Я и не подозревал, в какую хлябь затолкнула меня жизнь. Нет, не то чтоб я испугался выстрелов или наложил полные штаны от страха. Может быть, мне просто повезло, но в серьезных переделках участвовать, считай, и не довелось – все больше патрулирование зоны, вылеты не вертолетах к предполагаемому месту дислокации партизан вьетконга. Кое-кто из моей компании успел получить пулю в ноги – вьетконговцы больше стреляли по ногам, так было выгоднее, потому что из строя выбывало сразу трое. По неписанным законам раненого немедленно выносили из боя.
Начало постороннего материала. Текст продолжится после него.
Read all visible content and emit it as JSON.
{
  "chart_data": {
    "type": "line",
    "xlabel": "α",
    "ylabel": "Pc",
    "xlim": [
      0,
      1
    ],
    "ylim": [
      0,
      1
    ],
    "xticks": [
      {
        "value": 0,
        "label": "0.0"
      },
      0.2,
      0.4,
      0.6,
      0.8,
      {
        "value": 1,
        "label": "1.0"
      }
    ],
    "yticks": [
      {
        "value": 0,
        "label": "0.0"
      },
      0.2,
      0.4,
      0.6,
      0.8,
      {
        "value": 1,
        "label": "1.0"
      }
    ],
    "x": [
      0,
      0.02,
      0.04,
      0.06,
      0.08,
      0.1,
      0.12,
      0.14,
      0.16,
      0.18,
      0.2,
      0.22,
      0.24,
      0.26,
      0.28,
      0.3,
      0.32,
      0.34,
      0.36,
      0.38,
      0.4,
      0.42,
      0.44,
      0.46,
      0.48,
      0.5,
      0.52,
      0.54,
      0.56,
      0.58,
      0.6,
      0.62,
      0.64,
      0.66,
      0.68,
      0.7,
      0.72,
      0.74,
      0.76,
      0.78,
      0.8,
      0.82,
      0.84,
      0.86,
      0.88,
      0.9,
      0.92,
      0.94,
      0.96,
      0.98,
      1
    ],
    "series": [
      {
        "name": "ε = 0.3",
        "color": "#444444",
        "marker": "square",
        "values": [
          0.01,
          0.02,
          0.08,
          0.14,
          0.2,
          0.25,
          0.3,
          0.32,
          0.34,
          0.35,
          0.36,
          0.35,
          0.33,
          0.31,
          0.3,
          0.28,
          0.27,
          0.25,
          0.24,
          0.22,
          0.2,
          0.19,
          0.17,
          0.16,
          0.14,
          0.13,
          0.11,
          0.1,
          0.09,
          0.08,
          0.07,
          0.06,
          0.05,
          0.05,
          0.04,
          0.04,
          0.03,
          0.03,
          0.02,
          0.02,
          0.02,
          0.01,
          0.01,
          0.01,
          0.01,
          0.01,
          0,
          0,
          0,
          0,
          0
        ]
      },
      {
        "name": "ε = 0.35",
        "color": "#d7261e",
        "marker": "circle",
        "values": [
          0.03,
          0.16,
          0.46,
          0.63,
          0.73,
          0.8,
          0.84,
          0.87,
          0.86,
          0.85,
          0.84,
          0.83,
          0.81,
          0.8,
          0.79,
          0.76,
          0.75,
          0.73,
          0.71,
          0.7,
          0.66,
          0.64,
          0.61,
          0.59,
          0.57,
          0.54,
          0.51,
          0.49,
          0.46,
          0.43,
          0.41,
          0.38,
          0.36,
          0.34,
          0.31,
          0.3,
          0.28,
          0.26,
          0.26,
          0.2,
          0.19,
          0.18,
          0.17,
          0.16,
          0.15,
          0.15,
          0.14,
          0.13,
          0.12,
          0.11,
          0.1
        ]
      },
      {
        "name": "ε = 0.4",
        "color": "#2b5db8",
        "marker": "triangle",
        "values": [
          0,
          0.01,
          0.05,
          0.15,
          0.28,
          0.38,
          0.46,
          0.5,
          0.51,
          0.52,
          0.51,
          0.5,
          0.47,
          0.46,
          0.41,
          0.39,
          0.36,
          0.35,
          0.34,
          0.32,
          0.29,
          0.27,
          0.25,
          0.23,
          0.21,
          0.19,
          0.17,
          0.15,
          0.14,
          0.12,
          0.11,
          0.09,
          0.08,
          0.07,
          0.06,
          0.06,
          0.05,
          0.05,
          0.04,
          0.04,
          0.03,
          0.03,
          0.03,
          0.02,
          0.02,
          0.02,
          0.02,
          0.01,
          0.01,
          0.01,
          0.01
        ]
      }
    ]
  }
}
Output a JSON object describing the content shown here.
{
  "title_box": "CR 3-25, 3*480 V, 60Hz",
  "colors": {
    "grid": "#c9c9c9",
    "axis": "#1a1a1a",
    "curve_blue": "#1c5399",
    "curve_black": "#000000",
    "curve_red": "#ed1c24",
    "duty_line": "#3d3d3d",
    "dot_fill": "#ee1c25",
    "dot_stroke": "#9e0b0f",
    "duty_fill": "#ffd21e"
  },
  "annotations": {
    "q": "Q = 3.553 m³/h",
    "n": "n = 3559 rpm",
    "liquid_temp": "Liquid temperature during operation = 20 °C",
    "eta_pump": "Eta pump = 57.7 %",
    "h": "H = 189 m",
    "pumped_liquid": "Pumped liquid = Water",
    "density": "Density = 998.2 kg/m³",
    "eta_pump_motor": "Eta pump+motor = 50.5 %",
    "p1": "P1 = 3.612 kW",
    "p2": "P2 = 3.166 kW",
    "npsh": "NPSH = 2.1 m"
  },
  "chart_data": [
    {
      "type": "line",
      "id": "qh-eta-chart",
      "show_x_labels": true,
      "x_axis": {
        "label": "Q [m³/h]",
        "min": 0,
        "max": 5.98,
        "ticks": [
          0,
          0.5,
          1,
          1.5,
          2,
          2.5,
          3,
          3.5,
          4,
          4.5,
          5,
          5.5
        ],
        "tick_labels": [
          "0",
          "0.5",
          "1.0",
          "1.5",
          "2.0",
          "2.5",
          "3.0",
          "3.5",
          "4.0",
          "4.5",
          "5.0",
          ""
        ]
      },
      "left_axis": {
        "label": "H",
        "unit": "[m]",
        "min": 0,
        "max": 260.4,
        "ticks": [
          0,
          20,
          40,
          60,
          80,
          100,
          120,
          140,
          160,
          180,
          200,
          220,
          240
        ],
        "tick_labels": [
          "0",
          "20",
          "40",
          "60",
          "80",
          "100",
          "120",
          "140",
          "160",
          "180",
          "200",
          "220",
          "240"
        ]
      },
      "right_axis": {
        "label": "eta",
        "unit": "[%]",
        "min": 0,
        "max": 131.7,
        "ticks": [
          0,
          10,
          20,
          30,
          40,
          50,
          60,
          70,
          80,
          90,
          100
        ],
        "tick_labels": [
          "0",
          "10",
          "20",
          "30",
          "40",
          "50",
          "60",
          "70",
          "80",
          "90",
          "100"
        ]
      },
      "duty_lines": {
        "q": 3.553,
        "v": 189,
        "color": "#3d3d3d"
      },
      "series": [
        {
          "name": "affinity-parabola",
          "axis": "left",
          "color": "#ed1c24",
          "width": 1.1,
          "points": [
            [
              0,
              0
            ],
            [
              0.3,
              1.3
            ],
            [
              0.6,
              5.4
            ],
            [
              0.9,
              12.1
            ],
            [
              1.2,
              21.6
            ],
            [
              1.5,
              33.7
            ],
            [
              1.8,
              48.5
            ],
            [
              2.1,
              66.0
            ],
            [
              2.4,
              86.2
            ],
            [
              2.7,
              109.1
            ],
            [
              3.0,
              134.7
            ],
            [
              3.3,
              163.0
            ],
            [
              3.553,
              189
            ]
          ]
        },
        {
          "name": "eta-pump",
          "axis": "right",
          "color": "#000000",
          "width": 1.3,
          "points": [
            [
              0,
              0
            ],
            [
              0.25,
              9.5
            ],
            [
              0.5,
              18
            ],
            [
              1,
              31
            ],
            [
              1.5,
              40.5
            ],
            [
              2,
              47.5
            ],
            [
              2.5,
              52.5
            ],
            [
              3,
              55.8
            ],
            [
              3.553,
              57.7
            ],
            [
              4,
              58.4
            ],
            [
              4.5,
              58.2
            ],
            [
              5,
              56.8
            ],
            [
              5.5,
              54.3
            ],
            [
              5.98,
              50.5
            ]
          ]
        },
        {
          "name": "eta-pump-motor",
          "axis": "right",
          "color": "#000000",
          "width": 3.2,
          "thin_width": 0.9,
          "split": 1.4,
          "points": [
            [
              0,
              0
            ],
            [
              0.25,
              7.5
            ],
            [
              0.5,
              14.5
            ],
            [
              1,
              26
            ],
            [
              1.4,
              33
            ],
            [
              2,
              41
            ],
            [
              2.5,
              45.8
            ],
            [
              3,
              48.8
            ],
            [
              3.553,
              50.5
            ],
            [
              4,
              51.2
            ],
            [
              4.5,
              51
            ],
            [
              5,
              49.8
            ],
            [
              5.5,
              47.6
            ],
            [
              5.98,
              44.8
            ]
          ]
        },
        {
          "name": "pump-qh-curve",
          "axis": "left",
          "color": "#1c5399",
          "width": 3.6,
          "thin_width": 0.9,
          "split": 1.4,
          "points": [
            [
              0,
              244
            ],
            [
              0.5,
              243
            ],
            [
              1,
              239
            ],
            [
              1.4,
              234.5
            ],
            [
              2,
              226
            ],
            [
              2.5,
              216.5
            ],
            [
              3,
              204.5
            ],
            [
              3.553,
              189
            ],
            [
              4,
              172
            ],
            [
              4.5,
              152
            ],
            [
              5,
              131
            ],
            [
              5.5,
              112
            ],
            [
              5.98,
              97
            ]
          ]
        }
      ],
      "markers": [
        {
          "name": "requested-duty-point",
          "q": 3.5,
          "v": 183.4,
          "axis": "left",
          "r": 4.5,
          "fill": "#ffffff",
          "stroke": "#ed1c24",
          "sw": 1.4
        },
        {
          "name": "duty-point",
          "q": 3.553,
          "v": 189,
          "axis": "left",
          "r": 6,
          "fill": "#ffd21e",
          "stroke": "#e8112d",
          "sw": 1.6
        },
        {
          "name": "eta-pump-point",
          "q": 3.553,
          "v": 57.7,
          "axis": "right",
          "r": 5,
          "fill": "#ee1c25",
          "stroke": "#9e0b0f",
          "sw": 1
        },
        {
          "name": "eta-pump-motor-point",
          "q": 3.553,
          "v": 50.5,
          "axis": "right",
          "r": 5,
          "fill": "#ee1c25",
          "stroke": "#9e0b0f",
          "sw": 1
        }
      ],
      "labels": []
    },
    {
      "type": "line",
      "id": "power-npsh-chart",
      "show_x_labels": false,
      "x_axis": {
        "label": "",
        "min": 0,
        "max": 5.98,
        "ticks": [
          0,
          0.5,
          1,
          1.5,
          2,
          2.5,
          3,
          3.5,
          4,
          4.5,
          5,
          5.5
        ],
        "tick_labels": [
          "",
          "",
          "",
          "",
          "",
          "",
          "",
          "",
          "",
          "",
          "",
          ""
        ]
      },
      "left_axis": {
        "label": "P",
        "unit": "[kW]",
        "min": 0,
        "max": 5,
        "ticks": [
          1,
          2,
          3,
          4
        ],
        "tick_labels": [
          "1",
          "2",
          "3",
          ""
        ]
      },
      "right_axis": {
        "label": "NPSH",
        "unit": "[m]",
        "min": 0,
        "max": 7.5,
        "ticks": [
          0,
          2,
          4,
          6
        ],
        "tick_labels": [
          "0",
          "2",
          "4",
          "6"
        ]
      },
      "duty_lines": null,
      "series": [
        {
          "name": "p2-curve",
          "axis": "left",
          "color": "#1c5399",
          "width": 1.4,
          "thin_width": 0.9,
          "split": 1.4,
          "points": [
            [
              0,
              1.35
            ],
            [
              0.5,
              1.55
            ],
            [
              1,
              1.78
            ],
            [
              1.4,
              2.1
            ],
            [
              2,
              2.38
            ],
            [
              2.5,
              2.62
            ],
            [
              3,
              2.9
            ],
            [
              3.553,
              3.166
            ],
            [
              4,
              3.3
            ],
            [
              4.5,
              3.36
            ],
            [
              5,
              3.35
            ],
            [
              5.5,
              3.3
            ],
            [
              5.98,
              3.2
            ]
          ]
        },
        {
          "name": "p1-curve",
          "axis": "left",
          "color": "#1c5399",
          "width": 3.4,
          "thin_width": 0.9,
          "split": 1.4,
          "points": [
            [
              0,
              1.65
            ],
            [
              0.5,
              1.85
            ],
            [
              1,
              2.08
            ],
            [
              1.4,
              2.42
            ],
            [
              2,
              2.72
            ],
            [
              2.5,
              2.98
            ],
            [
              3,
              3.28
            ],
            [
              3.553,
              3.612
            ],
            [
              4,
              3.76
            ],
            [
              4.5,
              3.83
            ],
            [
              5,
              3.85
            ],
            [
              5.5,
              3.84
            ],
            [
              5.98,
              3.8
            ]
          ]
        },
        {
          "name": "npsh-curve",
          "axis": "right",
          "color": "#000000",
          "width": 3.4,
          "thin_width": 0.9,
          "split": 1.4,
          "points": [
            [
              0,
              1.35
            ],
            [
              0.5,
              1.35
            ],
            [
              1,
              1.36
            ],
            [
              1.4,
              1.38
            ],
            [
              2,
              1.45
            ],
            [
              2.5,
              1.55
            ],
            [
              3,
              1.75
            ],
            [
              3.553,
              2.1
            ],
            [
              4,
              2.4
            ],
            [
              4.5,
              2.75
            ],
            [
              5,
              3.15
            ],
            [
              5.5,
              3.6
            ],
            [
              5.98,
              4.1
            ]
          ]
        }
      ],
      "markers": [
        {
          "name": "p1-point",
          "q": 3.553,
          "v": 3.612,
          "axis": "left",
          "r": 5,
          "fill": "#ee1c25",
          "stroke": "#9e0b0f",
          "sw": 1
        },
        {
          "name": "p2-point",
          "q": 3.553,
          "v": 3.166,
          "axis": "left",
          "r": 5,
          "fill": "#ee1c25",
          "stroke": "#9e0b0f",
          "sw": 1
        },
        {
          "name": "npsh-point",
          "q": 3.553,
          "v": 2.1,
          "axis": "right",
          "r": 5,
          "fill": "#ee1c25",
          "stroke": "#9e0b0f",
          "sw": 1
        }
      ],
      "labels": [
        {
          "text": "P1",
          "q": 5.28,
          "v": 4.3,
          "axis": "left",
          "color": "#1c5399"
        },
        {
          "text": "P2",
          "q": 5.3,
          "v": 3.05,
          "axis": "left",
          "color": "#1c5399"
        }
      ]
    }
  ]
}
Не знаю, чем там я приглянулся нашему ротному, но только он благоволил к моей персоне и не скрывал этого. Ротный стал поручать мне кое-какие деликатные делишки…
Быть бы мне к концу компании офицером, уж документы заготовили.
Но случай подвернулся совсем иной. Однажды взвод подняли ночью, по тревоге. Как из ведра лил дождь. Тропический дождь вообще штука, скажу вам, препохабная: охватывает такое ощущение, словно бы сунули тебя в бочку с водой, да вдобавок головой вниз – ни вдохнуть, ни выдохнуть. Сонные, злые, мы кое-как выстроились на плацу, и при свете двух прожекторов, бивших прямо в глаза, офицеры принялись вводить нас в курс дела. Из всей той болтовни мы усекли лишь одно – нас бросают на усмирение деревни. Нам, честно говоря, было одинаково, куда и зачем ехать: мы молили бога, чтоб побыстрее приказали садиться в машины, залезть бы под брезент и укрыться от дождя, от пронизывающей холодной сырости, от орущих командиров, от себя самого, черт возьми!